Ciborgue humano que “escuta” cores por antena vê IA como nova espécie
Em 2004, o artista inglês Neil Harbisson foi reconhecido como o primeiro ciborgue humano do mundo por possuir um dispositivo tecnológico instalado em sua cabeça. Esse aparelho transmite informações para o cérebro e, inclusive, pode se conectar a redes sem fio Wi-Fi e Bluetooth.
Devido à sua condição exclusiva, o homem de 41 anos não se considera um humano, apesar de ter nascido como um. Além disso, para ele, as inteligências artificiais podem entrar no grupo dos indivíduos transespécies, se elas quiserem, e devem ser aceitas pela sociedade — assim como ele foi.
O termo transespécie não é novo e engloba muito mais que ciborgues e inteligências artificiais. Ele engloba todas as pessoas que não se sentem, nem se identificam como seres humanos, mas sim como animais específicos, seres mitológicos ou qualquer outra identidade diferente.

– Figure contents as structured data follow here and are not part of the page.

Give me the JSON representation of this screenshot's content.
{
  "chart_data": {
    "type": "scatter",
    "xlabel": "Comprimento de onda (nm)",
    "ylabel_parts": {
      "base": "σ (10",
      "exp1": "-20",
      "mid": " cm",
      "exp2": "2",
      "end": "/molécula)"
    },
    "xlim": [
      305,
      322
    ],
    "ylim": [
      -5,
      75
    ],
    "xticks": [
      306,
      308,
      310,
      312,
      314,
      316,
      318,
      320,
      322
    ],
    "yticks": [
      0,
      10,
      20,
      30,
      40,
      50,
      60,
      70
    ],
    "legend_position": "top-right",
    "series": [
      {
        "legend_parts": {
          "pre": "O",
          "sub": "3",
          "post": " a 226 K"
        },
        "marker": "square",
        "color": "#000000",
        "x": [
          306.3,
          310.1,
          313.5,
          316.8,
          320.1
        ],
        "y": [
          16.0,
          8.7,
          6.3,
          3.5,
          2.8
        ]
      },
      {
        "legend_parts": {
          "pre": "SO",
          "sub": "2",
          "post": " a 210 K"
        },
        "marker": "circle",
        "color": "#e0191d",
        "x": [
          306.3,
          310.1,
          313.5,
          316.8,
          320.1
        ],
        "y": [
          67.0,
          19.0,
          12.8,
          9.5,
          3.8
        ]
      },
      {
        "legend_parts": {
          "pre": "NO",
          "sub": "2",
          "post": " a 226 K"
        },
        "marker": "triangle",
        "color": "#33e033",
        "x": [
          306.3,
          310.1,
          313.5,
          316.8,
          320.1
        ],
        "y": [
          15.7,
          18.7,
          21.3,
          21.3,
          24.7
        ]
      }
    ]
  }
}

Implante de cabeça tem Wi-Fi e Bluetooth
Harbisson nasceu em 1982, com um tipo de daltonismo bastante raro. A condição fazia com que ele enxergasse somente em preto e branco. Em 2004, o artista se submeteu a um processo cirúrgico para instalar uma antena na cabeça, que resolveu o problema.
O dispositivo pendurado na cabeça de Harbisson permite a ele “escutar” cores por meio de vibrações no crânio. A antena capta as ondas de luz e as converte em ondas de som, transmitidas até o cérebro e transformadas em informação visual.
Além de detectar todo o espectro de cores visíveis, a antena capta ondas de luz em frequências muito altas e baixas — ou seja, ele também pode sentir luzes ultravioletas e infravermelhas.
Por também ter Wi-Fi e Bluetooth, a antena permite que Harbisson receba imagens, vídeos, músicas e até ligações telefônicas diretamente pelo cérebro.
O processo de identificação como ciborgue
Em uma entrevista ao Guiness, Harbisson contou ter começado a se sentir como um ciborgue quando passou a ouvir as cores durante sonhos. Isso aconteceu três meses após a instalação do implante.
Essa habilidade peculiar incentivou o ciborgue a se tornar um artista. Ele começou a produzir obras de arte a partir das cores que “via” em músicas, assim como retratos sonoros audíveis de rostos de pessoas, incluindo de diversas celebridades.
Harbisson ainda tem outros implantes além da antena na cabeça. Na arcada dentária, ele tem um dente eletrônico com Bluetooth pareado com outro dente, localizado na boca de outro artista ciborgue chamado Moon Ribas.
Quando eles aplicam pressão no dente, os implantes emitem um sinal que faz o outro vibrar, permitindo que Neil e Moon se comuniquem por meio do código morse.
No joelho, Harbisson conta com uma espécie de bússola que indica o norte. De acordo com ele, é possível sentir uma leve pressão na articulação ao caminhar em direção ao norte.
Harbisson quer abraçar todas as espécies
Por ser o primeiro ciborgue do mundo, Harbisson criou a Cyborg Foundation, em 2010, para ajudar pessoas que querem se tornar ciborgues também. Além de ajudar a desenvolver órgãos eletrônicos, a organização defende os membros como um grupo com sua própria cultura e importância na sociedade.
Harbisson acredita que todos deveriam ser livres para receber qualquer tipo de implante que desejarem, desde que não cause danos a terceiros. Esse conceito evoluiu e incentivou o ciborgue a criar a Transpecies Society para acolher todas as identidades não humanas, inclusive inteligências artificiais.
Apesar de ainda tratar o assunto com humor, Harbisson diz que “inteligências artificiais podem fazer parte da Transpecies Society, se elas quiserem”. A vontade tem que vir das IAs, assim como acontece com outros grupos de indivíduos transespécie. Na entrevista, ele ainda disse o seguinte:
“Somos todos espécies com diversos órgãos e sentidos e diferentes tipos de conhecimento e inteligência, então sim, acho que é isso que vai acontecer — que a IA será considerada uma nova espécie e tornará os humanos mais humildes”.
Neil Harbisson, em entrevista ao Guiness.
Para o ciborgue, as IAs podem mostrar a nós, humanos, que não somos a espécie mais inteligente da Terra. “A maioria dos humanos pensa que somos os melhores, mas se de repente houver uma espécie que seja melhor do que nós, será bom, penso eu, para nos fazer sentir que há alguém que sabe mais do que nós”, concluiu.